Smiths Porter Pittsburgh

Provenance: Doug Shutler Collection

Our museum example of Smiths Porter Pittsburgh is very rare as we have only seen one other example when looking to compare. The common last name Smith compounds the difficulty in researching the bottle though we know to look in Pittsburgh, most likely in the early 1850s.

In describing our porter-style bottle, we see that it is in a blue-green aqua glass that measures 7-¼” tall. It has an iron pontil with an applied inverted tapered mouth. The bottle is embossed on one face ‘SMITHS PORTER PITTSBURGH’ in three stacked centered lines.

There are three primary possibilities in attributing the bottle to a specific person: George W. Smith, Elijah Smith, and Joshua Smith, who appear to be unrelated. All operated out of the Pittsburgh area in the early 1850s.
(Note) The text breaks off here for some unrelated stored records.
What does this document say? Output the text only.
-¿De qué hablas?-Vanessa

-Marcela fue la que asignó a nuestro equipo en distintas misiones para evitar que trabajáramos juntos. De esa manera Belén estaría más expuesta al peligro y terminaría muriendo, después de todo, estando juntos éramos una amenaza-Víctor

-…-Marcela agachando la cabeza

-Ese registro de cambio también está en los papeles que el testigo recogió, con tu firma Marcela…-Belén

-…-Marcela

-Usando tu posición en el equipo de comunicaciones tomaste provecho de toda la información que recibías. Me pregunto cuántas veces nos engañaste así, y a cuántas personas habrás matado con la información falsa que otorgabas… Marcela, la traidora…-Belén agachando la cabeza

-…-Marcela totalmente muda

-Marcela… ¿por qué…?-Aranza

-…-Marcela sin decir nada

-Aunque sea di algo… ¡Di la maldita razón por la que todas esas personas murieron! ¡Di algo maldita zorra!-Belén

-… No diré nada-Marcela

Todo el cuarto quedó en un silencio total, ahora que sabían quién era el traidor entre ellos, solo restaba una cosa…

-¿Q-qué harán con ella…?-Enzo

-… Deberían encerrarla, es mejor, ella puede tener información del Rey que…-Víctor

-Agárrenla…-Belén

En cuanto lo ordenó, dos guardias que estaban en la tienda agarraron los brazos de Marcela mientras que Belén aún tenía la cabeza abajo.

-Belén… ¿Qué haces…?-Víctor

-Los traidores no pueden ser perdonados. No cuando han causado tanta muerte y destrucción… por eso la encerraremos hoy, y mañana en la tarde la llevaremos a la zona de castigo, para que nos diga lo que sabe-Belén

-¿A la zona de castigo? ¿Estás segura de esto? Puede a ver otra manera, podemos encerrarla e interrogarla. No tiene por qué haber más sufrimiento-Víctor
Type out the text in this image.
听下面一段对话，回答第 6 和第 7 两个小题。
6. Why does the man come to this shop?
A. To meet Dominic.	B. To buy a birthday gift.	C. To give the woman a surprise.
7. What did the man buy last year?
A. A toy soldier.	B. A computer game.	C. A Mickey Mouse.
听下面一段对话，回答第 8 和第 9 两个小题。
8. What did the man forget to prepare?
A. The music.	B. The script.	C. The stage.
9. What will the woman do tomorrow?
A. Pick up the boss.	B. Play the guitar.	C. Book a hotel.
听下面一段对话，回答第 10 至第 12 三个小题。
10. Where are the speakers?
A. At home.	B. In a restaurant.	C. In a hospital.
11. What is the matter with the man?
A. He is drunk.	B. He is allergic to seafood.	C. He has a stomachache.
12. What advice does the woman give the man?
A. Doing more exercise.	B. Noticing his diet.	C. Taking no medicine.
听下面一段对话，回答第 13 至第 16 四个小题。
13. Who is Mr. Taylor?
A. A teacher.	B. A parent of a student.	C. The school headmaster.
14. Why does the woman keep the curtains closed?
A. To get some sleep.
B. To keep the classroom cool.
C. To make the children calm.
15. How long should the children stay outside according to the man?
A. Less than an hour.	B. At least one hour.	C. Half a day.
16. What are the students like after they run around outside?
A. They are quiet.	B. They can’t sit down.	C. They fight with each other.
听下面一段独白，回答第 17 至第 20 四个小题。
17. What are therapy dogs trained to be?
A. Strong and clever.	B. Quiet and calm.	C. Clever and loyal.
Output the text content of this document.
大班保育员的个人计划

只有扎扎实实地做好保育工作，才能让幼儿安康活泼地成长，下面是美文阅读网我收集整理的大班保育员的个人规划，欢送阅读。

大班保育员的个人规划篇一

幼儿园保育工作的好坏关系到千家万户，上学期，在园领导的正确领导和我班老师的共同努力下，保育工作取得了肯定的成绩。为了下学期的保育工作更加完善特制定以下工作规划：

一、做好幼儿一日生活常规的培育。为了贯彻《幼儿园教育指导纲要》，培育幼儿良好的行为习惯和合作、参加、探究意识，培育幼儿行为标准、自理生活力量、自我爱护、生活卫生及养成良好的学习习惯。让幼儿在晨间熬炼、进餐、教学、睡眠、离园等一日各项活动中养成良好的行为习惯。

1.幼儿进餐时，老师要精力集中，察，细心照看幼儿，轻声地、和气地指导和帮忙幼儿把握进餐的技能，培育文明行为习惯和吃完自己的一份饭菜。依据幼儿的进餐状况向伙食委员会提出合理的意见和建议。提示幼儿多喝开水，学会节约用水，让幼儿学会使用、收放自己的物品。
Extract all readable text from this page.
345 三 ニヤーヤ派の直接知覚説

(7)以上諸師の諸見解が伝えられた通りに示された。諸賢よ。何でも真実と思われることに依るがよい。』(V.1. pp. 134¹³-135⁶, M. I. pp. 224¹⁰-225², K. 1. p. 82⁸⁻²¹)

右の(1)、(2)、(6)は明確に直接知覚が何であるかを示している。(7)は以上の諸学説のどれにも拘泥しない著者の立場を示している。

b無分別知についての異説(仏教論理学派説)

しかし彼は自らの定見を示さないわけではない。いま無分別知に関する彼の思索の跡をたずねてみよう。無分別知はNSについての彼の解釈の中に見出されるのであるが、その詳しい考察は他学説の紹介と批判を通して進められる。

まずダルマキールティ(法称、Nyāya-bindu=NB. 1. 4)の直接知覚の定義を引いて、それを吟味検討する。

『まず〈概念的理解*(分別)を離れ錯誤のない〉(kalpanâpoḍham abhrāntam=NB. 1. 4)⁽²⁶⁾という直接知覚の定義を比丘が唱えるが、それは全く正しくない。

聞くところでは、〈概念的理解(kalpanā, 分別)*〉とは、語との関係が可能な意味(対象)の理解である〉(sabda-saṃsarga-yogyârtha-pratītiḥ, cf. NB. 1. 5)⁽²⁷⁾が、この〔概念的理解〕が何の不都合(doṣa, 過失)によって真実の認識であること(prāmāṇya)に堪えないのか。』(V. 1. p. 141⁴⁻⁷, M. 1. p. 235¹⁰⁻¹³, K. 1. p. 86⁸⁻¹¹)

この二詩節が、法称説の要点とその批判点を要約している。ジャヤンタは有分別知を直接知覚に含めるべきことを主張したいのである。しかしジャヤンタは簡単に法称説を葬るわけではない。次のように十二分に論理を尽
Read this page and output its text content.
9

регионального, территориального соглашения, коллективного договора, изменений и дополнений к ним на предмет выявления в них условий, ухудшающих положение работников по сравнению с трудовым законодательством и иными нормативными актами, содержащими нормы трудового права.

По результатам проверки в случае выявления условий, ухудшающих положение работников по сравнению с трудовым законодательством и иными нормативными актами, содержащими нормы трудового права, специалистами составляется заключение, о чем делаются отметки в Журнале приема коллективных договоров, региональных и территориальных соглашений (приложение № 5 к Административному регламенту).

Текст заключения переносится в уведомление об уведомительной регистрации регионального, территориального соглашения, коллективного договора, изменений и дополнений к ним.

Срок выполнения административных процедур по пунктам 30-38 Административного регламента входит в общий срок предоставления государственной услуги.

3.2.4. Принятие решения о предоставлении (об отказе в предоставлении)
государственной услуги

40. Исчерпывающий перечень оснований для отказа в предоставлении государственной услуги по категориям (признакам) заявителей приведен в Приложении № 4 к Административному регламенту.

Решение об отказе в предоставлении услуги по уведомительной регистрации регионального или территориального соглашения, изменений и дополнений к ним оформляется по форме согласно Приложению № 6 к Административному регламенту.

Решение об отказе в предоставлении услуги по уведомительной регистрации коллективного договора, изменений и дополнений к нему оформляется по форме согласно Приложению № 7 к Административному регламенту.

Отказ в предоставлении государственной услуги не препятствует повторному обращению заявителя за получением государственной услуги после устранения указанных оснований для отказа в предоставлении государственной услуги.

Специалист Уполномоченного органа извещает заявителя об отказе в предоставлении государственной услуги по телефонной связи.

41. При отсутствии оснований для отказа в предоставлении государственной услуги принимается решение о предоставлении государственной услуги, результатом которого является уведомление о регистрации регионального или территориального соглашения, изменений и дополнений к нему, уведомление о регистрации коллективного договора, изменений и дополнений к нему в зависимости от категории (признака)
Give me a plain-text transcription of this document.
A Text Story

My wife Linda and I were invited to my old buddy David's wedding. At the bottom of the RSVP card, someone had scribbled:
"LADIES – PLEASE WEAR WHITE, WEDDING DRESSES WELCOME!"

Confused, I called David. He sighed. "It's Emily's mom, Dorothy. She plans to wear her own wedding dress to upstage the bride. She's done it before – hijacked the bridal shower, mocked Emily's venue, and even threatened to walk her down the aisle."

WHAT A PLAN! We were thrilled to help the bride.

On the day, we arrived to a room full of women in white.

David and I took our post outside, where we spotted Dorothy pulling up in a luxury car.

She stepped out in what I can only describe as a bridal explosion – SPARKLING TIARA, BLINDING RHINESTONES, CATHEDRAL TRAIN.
  1. George W. Smith & Co. Brewers, c Pitt & Duquesne, 1850 Fahnestock’s Pittsburgh Directory. We have profiled George W. Smith below.
  2. Elijah Smith, Porter, 156 Fulton Street, Woodward & Rowlands’ Pittsburgh Directory for 1852. Glass gatherer in 1872.
  3. Joshua Smith, Porter Bottler, Morgan ab Bank Lane, Allegheny, 1856 Pittsburgh City Directory. Joshua was born in Ireland in about 1803. According to the 1850 United States Federal Census, he was in the bottling and beverage industry.

George W. Smith was relatively well-known and merited this biographical sketch from History of the Upper Ohio Valley, Brant & Fuller, 1890.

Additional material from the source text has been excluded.